Points are colored based on the number of cylinders (4, 6, 8 cylinders). Each group (cylinder type) has a different color for better distinction.

Scatter plot of mpg vs hp, where points are colored by the number of cylinders (cyl).

ggplot(mtcars, aes(x = hp, y = mpg, color = factor(cyl))) +
  geom_point(size = 3) +
  labs(title = "MPG vs Horsepower by Number of Cylinders", x = "Horsepower", y = "Miles per Gallon (MPG)") +
  scale_color_manual(values = c("red", "green", "blue")) +
  theme_light()

5. Scatter Plot with Smooth Trend Line

Adding a smooth trend line to the scatter plot to visualize the relationship. The red trend line (linear regression) helps show the overall relationship between horsepower and MPG.

ggplot(mtcars, aes(x = hp, y = mpg)) +
  geom_point(color = "blue", size = 3) +
  geom_smooth(method = "lm", color = "red", size = 1) +
  labs(title = "MPG vs Horsepower with Linear Trend Line", x = "Horsepower", y = "Miles per Gallon (MPG)") +
  theme_minimal()
## `geom_smooth()` using formula = 'y ~ x'

6. Scatter Plot with Jitter for Overlapping Points

Using jitter to add noise to overlapping points for better visibility. Jittering helps separate points that are clustered in the same spot, especially when multiple cars have the same mpg or hp values.

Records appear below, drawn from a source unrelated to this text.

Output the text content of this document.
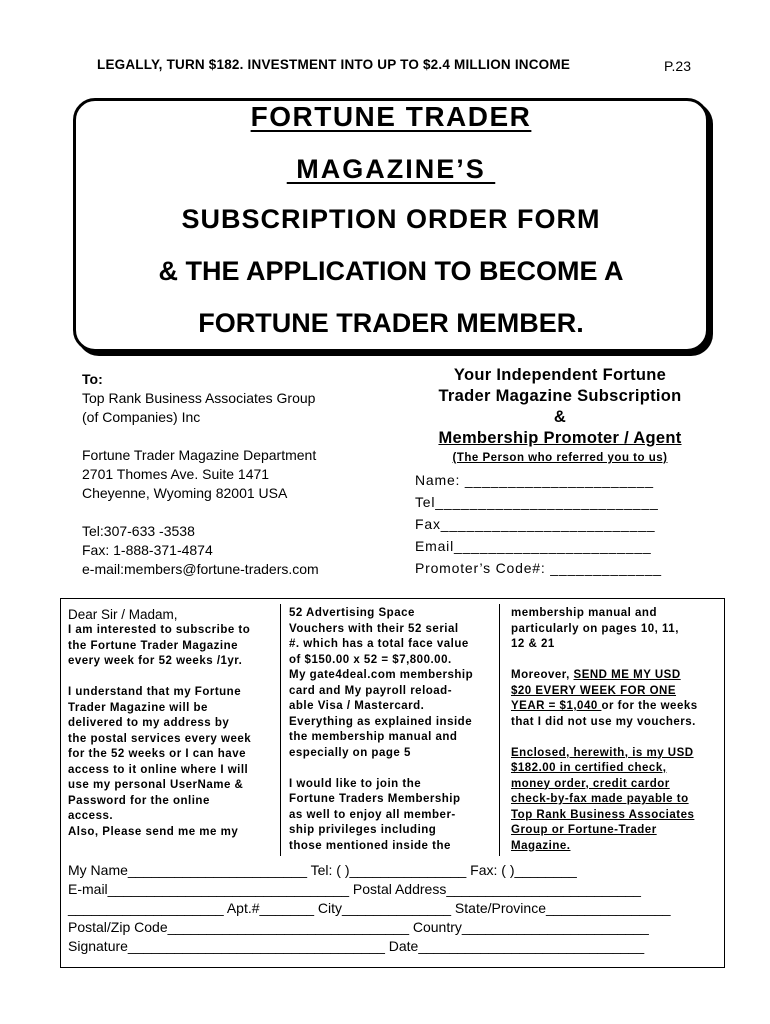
LEGALLY, TURN $182. INVESTMENT INTO UP TO $2.4 MILLION INCOME	P.23
FORTUNE TRADER
MAGAZINE’S
SUBSCRIPTION ORDER FORM
& THE APPLICATION TO BECOME A
FORTUNE TRADER MEMBER.
To:
Top Rank Business Associates Group
(of Companies) Inc
Fortune Trader Magazine Department
2701 Thomes Ave. Suite 1471
Cheyenne, Wyoming 82001 USA
Tel:307-633 -3538
Fax: 1-888-371-4874
e-mail:members@fortune-traders.com
Your Independent Fortune
Trader Magazine Subscription
&
Membership Promoter / Agent
(The Person who referred you to us)
Name: ______________________
Tel__________________________
Fax_________________________
Email_______________________
Promoter’s Code#: _____________
Dear Sir / Madam,
I am interested to subscribe to
the Fortune Trader Magazine
every week for 52 weeks /1yr.
I understand that my Fortune
Trader Magazine will be
delivered to my address by
the postal services every week
for the 52 weeks or I can have
access to it online where I will
use my personal UserName &
Password for the online
access.
Also, Please send me me my
52 Advertising Space
Vouchers with their 52 serial
#. which has a total face value
of $150.00 x 52 = $7,800.00.
My gate4deal.com membership
card and My payroll reload-
able Visa / Mastercard.
Everything as explained inside
the membership manual and
especially on page 5
I would like to join the
Fortune Traders Membership
as well to enjoy all member-
ship privileges including
those mentioned inside the
membership manual and
particularly on pages 10, 11,
12 & 21
Moreover, SEND ME MY USD
$20 EVERY WEEK FOR ONE
YEAR = $1,040 or for the weeks
that I did not use my vouchers.
Enclosed, herewith, is my USD
$182.00 in certified check,
money order, credit cardor
check-by-fax made payable to
Top Rank Business Associates
Group or Fortune-Trader
Magazine.
My Name_______________________ Tel: ( )_______________ Fax: ( )________
E-mail_______________________________ Postal Address_________________________
____________________ Apt.#_______ City______________ State/Province________________
Postal/Zip Code_______________________________ Country________________________
Signature_________________________________ Date_____________________________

ggplot(mtcars, aes(x = hp, y = mpg)) +
  geom_jitter(color = "blue", size = 3, width = 0.2, height = 0.2) +
  labs(title = "MPG vs Horsepower with Jitter", x = "Horsepower", y = "Miles per Gallon (MPG)") +
  theme_minimal()

7. Adding a Regression Line with Confidence Interval

Adding a regression line with the confidence interval to the scatter plot. Confidence interval (shaded area around the red line) shows the range within which the true regression line is expected to fall.

ggplot(mtcars, aes(x = hp, y = mpg)) +
  geom_point(color = "blue", size = 3) +
  geom_smooth(method = "lm", se = TRUE, color = "red", size = 1) +
  labs(title = "MPG vs Horsepower with Regression Line and Confidence Interval",
       x = "Horsepower", y = "Miles per Gallon (MPG)") +
  theme_minimal()
## `geom_smooth()` using formula = 'y ~ x'

Conclusion

In this tutorial, we explored different methods for visualizing data in R. We started with basic plotting techniques in Base R and then moved to more advanced visualizations using ggplot2.

Base R plots like bar plots, scatter plots, histograms, and boxplots provide a quick way to visualize data and can be useful for exploratory data analysis.

ggplot2 allows for more refined and customizable visualizations. It provides a wide range of functionalities such as regression lines, faceting, and aesthetics, which help present data in a more clear and insightful manner.